Elle pointe les difficultés avec une certaine exhaustivité. Les recherches montrent qu’au contraire d’un chiffre, une image favorise la prise en compte des subjectivités face à une réalité complexe et facilite les discussions. Elle invite chaque acteur à partager autour de l’expérience de terrain pour trouver des actions concrètes à des dysfonctionnements visibles.

L’image peut aussi véhiculer du positif. Par exemple, lorsqu’elle montre un patient souriant, elle transmet un message de reconnaissance envers le professionnel. Elle permet la valorisation de son travail.

Une femme alitée, souriant à travers son masque
Une image peut véhiculer du positif. Par exemple, lorsqu’elle montre un patient souriant, elle transmet un message de reconnaissance envers le professionnel. Elle permet la valorisation de son travail. (Shutterstock)
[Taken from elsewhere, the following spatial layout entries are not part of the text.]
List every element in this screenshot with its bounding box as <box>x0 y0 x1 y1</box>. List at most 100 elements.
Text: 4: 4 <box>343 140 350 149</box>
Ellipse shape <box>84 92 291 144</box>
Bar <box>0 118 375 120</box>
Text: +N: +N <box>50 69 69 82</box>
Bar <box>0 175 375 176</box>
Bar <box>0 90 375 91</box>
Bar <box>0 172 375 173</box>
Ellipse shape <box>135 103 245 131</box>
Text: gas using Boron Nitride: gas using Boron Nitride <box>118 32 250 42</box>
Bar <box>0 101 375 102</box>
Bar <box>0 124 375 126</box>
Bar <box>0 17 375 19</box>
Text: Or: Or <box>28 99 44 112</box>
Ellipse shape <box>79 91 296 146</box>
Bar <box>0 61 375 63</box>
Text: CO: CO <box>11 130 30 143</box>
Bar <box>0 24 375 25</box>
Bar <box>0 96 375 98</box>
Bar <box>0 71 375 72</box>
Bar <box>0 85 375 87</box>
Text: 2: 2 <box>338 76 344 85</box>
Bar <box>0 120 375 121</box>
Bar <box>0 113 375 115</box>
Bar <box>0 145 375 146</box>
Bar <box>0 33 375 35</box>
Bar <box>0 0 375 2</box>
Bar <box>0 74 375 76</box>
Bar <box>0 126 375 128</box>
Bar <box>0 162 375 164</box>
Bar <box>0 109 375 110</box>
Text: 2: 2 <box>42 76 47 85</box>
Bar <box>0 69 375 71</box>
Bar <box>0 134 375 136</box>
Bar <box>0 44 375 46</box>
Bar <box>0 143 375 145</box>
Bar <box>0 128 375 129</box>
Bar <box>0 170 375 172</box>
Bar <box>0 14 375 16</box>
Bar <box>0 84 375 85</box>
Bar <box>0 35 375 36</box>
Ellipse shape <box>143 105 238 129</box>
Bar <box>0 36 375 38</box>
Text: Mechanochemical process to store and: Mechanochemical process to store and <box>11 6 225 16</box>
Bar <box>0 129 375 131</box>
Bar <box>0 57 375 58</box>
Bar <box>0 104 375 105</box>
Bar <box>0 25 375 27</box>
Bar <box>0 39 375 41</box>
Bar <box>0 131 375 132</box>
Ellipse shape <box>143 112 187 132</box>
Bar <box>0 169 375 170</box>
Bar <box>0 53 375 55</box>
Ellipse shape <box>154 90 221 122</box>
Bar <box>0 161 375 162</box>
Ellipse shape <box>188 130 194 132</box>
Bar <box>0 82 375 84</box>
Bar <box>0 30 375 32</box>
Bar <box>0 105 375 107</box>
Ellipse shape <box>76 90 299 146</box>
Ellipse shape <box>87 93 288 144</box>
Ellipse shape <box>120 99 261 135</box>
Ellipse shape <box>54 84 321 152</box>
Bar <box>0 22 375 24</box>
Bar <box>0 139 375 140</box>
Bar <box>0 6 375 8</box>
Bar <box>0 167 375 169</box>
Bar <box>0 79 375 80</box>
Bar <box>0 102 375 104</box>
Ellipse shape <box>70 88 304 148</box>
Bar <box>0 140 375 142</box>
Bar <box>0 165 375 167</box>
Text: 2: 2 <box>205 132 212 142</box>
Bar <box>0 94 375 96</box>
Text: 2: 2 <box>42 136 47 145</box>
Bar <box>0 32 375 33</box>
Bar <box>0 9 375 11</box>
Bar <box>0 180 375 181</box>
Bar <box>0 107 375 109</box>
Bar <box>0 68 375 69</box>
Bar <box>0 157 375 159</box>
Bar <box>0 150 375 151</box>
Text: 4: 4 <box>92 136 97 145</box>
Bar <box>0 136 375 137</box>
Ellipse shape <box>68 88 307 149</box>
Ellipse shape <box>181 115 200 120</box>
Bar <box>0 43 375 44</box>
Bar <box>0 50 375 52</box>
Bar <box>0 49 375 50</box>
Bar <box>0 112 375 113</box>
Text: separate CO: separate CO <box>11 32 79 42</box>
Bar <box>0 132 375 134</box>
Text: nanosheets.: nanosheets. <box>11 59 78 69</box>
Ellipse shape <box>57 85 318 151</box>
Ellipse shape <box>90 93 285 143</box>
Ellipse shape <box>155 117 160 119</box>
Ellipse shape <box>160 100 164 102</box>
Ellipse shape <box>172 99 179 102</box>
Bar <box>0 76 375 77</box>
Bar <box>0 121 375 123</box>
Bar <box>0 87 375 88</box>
Des outils visuels pour réhumaniser les pratiques

Comment faire pour que la gestion de la performance par les visuels fonctionne ?

Prenons l’exemple d’une salle d’attente et de ses indicateurs. Utiliser des indicateurs quantitatifs risque d’appauvrir les échanges entre professionnels et gestionnaires : si l’indicateur est vert, il est inutile d’en parler ; s’il est rouge, on se demande comment faire pour qu’il redevienne vert. Le risque est alors de passer à côté des problèmes de fond pour se focaliser sur la variation de l’indicateur.

À l’inverse, si les graphiques et tableaux de bord sont remplacés par l’image d’une salle d’attente pleine, les échanges se concentreront plus facilement sur la situation : ses origines, son évolution et son mode de résolution dans un environnement complexe.

L’idée est de prendre ponctuellement des clichés de salles d’attente (dans le respect de la confidentialité) qui traduisent les difficultés des professionnels et de pouvoir en discuter en équipe.

Libérer la parole

Utiliser des visuels appropriés permettrait de créer un espace de discussion où chaque professionnel peut s’exprimer plus facilement autour de visuels porteurs de sens. Ensemble, les professionnels pourraient réfléchir à des actions à entreprendre pour faire face aux situations problématiques.

Cette expression libre, qui favorise une approche relationnelle, pourrait favoriser la perception des signaux faibles (baisse de l’engagement, fatigue) émis par les équipes. Aussi, au-delà des outils, ce qui compte véritablement est la façon dont les gestionnaires les mobilisent avec les équipes. L’image peut « humaniser » et refléter l’accomplissement du professionnel, ce qui est essentiel dans le secteur de la santé et de l’aide sociale.

Nous préconisons donc de faire de la place à des visuels créatifs : photos, dessins, graphiques et même films. Laissons du choix dans les approches en offrant de la souplesse aux gestionnaires et à leurs équipes et acceptons l’existence d’outils et de solutions multiples plus proches des réalités de terrain. Ils permettront d’améliorer les performances, et non uniquement les indicateurs de performance.